EUR/USD spot: 1.0771
Support: 1.0720, 1.0680, 1.0625
Resistance: 1.0795, 1.0825, 1.0960
Strategy:
The Dollar fell the most in five months as European politics and a slightly less hawkish Fed statement caused USD bulls to liquidate positions.
In Dutch elections, the right-wing populist Geert Wilders fell short of expectations. The risk of a move towards protectionism is now seen as dissipating which is positive for the Euro. The Fed raised rates as expected, but did not hint at accelerating the tightening cycle which traders were anticipating. This left dollar bulls with little reason to hold onto long positions in the short term. Euro rallies have been driven by the fact the nearly all sentiment indicators indicate the market is long Dollars and short Euro, while the news flow has done little to support this view.

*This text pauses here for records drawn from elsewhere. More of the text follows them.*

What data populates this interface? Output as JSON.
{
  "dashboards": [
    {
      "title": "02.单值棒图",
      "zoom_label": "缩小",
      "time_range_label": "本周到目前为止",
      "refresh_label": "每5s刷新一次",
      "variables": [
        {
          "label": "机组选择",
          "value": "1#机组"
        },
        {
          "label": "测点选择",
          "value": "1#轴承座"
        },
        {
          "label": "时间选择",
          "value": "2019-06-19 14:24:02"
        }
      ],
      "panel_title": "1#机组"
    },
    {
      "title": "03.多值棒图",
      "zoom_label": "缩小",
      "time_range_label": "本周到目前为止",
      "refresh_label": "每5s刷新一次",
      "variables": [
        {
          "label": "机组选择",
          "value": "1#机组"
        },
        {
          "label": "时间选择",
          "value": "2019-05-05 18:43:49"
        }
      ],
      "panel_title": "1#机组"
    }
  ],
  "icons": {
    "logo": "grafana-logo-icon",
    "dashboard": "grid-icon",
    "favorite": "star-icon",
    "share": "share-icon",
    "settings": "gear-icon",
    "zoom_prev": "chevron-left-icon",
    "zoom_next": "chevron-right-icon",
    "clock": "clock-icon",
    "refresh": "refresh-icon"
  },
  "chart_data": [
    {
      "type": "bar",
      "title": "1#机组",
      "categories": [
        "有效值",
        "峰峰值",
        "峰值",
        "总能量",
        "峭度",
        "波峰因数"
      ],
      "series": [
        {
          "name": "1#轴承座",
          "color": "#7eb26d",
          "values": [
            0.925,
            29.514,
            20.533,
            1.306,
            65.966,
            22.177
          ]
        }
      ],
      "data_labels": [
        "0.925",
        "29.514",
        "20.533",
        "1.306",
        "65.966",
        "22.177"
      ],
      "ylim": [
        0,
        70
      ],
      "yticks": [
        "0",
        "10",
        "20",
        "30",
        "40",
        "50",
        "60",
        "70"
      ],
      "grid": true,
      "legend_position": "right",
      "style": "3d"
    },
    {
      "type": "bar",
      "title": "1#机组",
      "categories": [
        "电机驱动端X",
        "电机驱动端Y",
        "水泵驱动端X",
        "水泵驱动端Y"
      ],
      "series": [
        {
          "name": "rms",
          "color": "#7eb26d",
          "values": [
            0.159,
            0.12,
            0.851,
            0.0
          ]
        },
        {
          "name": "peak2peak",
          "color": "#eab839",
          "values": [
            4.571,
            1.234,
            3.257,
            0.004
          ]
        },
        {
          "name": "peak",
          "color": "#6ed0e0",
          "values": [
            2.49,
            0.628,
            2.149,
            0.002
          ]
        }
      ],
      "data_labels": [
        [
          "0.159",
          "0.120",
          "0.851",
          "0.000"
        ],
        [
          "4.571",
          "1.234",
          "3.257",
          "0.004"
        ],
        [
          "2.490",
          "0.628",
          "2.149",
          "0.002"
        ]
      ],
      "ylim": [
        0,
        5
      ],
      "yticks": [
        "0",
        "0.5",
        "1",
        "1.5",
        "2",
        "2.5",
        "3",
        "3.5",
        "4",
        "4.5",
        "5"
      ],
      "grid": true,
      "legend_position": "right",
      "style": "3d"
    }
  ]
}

There is very little scheduled news or data flow of significance on the horizon, though there are a number of announcements that could be made at any time. Markets will be looking for the UK Prime Minister to trigger article 50 beginning the formal Brexit process. In the US news on budget, tax and healthcare issues could impact the USD at any time.
On the longer-term charts, the Euro is overbought, close to resistance, and likely to fall back toward 1.05. The possibility of a move to parity is unlikely unless we see enough dollar bulls give up – the market is just too long of USD for such a big move. The 1.0825 level is the major level to watch for signs of further strength in the Euro, though this would require a shift in fundamentals.
EUR/USD Weekly chart
On the four-hour chart, the Euro is in a clear bull channel, with multiple resistance levels about to come into play. The 1.0795 level is the top of the channel, and the 1.0825 level is longer term horizontal resistance level. Aggressive traders can sell into strength using the 1.0825 level as a stop, while more cautious traders can wait for a reversal pattern to form.